User interaction data in recommender systems is a form of dyadic relation that reflects the preferences of users with items. Learning the representations of these two discrete sets of objects, users and items, is critical for recommendation. Recent multimodal recommendation models leveraging multimodal features (e.g., images and text descriptions) have been demonstrated to be effective in improving recommendation accuracy. However, state-of-the-art models enhance the dyadic relations between users and items by considering either user-user or item-item relations, leaving the high-order relations of the other side (i.e., users or items) unexplored. Furthermore, we experimentally reveal that the current multimodality fusion methods in the state-of-the-art models may degrade their recommendation performance. That is, without tainting the model architectures, these models can achieve even better recommendation accuracy with uni-modal information. On top of the finding, we propose a model that enhances the dyadic relations by learning Dual RepresentAtions of both users and items via constructing homogeneous Graphs for multimOdal recommeNdation. We name our model as DRAGON. Specifically, DRAGON constructs the user-user graph based on the commonly interacted items and the item-item graph from item multimodal features. It then utilizes graph learning on both the user-item heterogeneous graph and the homogeneous graphs (user-user and item-item) to obtain the dual representations of users and items. To capture information from each modality, DRAGON employs a simple yet effective fusion method, attentive concatenation, to derive the representations of users and items. Extensive experiments on three public datasets and seven baselines show that DRAGON can outperform the strongest baseline by 22.03% on average.
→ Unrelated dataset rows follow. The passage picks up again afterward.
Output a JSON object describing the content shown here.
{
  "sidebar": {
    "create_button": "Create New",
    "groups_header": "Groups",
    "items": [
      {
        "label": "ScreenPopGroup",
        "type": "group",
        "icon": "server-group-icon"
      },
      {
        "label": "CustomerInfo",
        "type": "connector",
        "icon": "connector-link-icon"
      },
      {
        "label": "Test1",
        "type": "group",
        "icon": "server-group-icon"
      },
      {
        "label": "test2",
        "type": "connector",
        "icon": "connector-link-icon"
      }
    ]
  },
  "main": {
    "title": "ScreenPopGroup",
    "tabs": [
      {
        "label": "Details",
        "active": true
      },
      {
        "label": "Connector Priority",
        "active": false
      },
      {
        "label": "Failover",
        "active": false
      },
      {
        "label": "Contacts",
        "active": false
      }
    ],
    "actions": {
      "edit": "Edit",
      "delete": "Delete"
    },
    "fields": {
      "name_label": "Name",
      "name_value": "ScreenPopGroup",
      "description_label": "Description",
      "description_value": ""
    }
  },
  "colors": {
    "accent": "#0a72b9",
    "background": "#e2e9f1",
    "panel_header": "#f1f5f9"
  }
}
Various ablation studies are conducted on DRAGON to validate its effectiveness.

翻译：推荐系统中的用户交互数据是一种反映用户对物品偏好的二值关系。学习这两个离散对象集合（用户和物品）的表示对于推荐至关重要。近年来的多模态推荐模型利用多模态特征（如图像和文本描述）已被证明能有效提升推荐精度。然而，现有最先进的模型通过考虑用户-用户或物品-物品关系来增强用户与物品之间的二值关系，而忽略了另一侧（如用户或物品）的高阶关系。此外，我们通过实验揭示，当前最先进模型中的多模态融合方法可能降低其推荐性能。即在不改变模型架构的情况下，这些模型仅使用单模态信息即可获得更好的推荐精度。基于此发现，我们提出一种模型，通过构建同质图学习用户和物品的双重表示，以增强二值关系，用于多模态推荐。我们将该模型命名为DRAGON。具体而言，DRAGON根据共同交互的物品构建用户-用户图，并根据物品多模态特征构建物品-物品图。随后，它利用图学习技术分别在用户-物品异质图以及同质图（用户-用户和物品-物品）上学习，以获得用户和物品的双重表示。为捕获每个模态的信息，DRAGON采用一种简单而有效的融合方法——注意力拼接，以推导用户和物品的表示。在三个公开数据集和七种基线模型上的大量实验表明，DRAGON平均能比最强基线模型提升22.03%的性能。我们还对DRAGON进行了多项消融研究，以验证其有效性。